Holland, who has seen a significant increase in enquiries from PI firms about setting up or expanding clinical negligence departments, says: ‘In clinical negligence, you still have the ability to charge a good hourly rate because there are still areas that are very complex and so they will carry the weight of a good grade A or good grade B fee-earner. So PI firms are looking at clinical negligence as a replacement for the profitable work that they have lost under Jackson.’

But Ward warns: ‘A lot of people who haven’t really got that much experience, if any, of doing clinical negligence work have seen the reduction of PI work and the introduction of QOCS as a mechanism by which they can try to have a go at it.’ In recent months, some barristers and experts known to Ward have received ‘quite poor instructions’ from PI firms new to clinical negligence work. There are concerns from others that the worst aspects of PI could leak into clinical negligence and, for example, lead to a potential increase in unmeritorious claims against the NHS.

Webber and other practitioners within SCIL also worry that all this may lead to an increase in insurance premiums. ‘Specialist medical negligence firms have good success rates and this means that insurers will keep on insuring medical negligence claims. The big concern about PI firms coming into the market is whether they will come in and their success rates will be lower and this may affect premiums.’

Access to justice

No lawyer active in the sector doubts that the Jackson reforms mean access to justice has been curtailed. It is not just less money for claimants – who will see a percentage of their compensation going to their lawyers, and will be under greater pressure to settle for a lower value – but also more work for them. ‘It’s a dire situation for claimants,’ admits O’Dwyer.

Those who have suffered injuries through negligent treatment by doctors, nurses and other health practitioners will need to be ‘robust’ in their approach, especially where lower-value cases are concerned. ‘It’s about clients being more prepared to do things for themselves, coming to solicitors having used the [NHS] complaints procedure already, for example. They are going to have a better chance of a better assessment of their case and, with better prospects of success being identified, they are more likely to be taken on,’ says O’Dwyer.

Holland adds: ‘I still think that there will be lawyers who will do the more complex but less valuable cases for all the right reasons, but I think, potentially, claimants in these instances might have to knock on quite a number of doors before they get to a lawyer who is prepared to take on their case. Claimant lawyers are all in law firms that have financial targets and cashflow issues.’

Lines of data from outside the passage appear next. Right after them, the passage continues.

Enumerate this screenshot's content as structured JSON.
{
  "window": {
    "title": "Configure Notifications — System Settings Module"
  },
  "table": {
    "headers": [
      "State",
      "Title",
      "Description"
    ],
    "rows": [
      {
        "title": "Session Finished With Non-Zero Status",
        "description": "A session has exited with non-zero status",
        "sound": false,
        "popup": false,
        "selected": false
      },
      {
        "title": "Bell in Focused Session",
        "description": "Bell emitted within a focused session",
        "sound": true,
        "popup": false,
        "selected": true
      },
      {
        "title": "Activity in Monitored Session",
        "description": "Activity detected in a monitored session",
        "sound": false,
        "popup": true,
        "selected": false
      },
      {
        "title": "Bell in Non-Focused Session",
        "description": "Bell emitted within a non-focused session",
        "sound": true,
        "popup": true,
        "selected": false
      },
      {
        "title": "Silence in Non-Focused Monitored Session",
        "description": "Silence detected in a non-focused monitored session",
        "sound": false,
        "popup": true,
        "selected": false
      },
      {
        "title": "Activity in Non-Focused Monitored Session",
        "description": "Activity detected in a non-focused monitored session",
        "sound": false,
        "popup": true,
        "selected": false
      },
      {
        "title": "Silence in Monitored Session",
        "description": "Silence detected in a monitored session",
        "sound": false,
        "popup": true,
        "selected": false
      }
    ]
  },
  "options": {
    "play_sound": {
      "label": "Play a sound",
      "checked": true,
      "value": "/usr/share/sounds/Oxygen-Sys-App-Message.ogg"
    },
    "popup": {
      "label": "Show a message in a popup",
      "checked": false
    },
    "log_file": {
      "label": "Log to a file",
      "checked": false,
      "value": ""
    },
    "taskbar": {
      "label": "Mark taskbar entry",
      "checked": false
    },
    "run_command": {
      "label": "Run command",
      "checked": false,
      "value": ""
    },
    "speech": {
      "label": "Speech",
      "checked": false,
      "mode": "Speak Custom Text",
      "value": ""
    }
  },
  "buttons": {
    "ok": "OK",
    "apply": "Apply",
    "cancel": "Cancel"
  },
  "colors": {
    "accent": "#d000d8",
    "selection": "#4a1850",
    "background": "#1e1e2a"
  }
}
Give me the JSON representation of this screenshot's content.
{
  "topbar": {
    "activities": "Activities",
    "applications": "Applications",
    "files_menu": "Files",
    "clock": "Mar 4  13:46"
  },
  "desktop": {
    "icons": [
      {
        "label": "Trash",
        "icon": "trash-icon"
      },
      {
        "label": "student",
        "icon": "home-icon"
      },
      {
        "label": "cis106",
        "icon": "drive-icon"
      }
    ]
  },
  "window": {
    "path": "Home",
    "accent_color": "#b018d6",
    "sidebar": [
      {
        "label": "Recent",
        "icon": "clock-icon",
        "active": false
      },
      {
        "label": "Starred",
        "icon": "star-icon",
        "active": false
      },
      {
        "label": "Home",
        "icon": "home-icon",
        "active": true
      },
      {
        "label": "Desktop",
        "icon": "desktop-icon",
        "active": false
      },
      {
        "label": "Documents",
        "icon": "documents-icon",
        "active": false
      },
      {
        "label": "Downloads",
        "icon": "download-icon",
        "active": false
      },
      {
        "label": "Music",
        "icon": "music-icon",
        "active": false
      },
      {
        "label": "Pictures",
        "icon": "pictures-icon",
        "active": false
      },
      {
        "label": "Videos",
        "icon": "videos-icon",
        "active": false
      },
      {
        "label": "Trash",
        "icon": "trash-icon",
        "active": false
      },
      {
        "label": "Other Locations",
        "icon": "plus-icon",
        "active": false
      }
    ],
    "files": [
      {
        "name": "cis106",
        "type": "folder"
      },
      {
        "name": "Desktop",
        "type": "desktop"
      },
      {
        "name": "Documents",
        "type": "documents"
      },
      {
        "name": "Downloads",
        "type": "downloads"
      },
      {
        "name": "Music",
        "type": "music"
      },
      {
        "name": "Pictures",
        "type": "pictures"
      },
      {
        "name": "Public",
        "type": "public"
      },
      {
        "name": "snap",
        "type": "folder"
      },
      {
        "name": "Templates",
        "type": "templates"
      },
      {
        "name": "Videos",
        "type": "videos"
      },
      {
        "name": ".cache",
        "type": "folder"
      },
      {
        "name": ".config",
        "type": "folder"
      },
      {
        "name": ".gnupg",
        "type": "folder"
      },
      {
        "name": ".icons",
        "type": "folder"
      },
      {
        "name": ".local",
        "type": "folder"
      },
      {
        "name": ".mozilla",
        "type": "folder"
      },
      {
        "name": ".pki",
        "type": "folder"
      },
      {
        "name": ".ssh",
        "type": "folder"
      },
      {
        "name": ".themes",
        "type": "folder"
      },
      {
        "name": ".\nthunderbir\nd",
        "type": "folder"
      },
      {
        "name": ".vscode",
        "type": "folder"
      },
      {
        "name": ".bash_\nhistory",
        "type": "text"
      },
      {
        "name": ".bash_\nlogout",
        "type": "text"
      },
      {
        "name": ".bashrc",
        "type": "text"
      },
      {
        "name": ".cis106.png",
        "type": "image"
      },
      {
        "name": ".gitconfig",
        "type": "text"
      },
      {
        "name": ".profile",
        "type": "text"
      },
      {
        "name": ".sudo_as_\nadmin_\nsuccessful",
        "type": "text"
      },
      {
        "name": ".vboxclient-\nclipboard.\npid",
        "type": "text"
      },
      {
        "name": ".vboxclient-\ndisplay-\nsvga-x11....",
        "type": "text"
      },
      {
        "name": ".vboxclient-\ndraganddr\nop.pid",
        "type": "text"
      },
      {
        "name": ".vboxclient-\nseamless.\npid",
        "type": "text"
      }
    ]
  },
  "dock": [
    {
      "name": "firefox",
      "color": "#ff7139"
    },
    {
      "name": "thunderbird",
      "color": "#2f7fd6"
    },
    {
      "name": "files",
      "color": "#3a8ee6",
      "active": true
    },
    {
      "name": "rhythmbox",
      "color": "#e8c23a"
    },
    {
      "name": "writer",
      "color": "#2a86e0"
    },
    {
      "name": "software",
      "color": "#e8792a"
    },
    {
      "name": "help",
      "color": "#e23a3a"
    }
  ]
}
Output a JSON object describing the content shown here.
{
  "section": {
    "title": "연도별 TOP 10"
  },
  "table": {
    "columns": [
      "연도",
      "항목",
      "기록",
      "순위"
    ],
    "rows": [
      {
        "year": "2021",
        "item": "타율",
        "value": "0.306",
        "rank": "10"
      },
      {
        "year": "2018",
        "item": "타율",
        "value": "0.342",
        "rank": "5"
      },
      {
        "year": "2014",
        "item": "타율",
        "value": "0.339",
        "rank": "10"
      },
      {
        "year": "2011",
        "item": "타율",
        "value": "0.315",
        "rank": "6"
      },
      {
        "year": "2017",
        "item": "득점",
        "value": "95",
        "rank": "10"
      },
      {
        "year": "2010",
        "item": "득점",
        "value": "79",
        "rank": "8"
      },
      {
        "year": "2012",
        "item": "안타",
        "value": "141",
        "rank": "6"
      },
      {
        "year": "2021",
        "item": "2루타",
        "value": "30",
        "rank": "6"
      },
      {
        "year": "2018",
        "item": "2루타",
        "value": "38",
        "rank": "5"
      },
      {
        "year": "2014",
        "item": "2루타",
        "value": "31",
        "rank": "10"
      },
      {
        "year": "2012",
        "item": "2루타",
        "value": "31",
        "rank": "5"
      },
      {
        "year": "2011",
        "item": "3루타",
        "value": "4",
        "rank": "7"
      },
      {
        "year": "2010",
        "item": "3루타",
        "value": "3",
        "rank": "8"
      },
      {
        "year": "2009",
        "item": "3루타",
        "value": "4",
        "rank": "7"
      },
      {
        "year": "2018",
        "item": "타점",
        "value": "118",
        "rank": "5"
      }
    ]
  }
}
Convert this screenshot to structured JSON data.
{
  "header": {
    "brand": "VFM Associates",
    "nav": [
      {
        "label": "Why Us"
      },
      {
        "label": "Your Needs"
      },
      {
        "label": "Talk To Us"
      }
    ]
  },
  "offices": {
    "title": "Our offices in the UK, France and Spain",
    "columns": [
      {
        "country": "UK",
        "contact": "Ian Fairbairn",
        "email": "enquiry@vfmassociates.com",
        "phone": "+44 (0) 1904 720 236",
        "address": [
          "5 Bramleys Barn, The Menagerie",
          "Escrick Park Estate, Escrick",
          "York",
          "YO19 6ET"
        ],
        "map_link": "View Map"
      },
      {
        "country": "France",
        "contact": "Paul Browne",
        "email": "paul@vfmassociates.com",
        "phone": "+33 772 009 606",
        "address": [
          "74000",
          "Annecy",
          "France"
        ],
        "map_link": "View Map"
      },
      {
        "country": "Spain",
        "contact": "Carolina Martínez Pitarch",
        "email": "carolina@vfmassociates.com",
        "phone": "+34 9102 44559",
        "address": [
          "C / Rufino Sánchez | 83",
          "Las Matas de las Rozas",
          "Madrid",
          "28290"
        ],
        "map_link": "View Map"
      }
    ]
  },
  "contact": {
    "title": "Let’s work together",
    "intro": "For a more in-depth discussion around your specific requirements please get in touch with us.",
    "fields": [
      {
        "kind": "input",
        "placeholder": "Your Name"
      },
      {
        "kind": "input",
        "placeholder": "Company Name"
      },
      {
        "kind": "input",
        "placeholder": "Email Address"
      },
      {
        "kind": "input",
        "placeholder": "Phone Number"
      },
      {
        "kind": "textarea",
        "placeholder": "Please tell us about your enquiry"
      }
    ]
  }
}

In short, in the post-Jackson era, pursuing clinical negligence claims has become a whole lot harder for both clients and their lawyers.

Main changes at a glance

  •  Ban on referral fees;
  •  Legal aid abolished, except for neurological injuries caused during pregnancy, birth or in the first eight weeks after birth;
  • Success fees are no longer recoverable from the losing side;
  • Recoverability of ATE insurance premiums abolished, except for premiums to cover the costs of expert reports that are still recoverable from the losing defendant;
  • Implementation of qualified one-way costs shifting;
  • Success fee is capped at 25% of damages, excluding damages for future care and loss, which are protected in their entirety; and
  • Availability of damages-based agreements as a means of funding cases.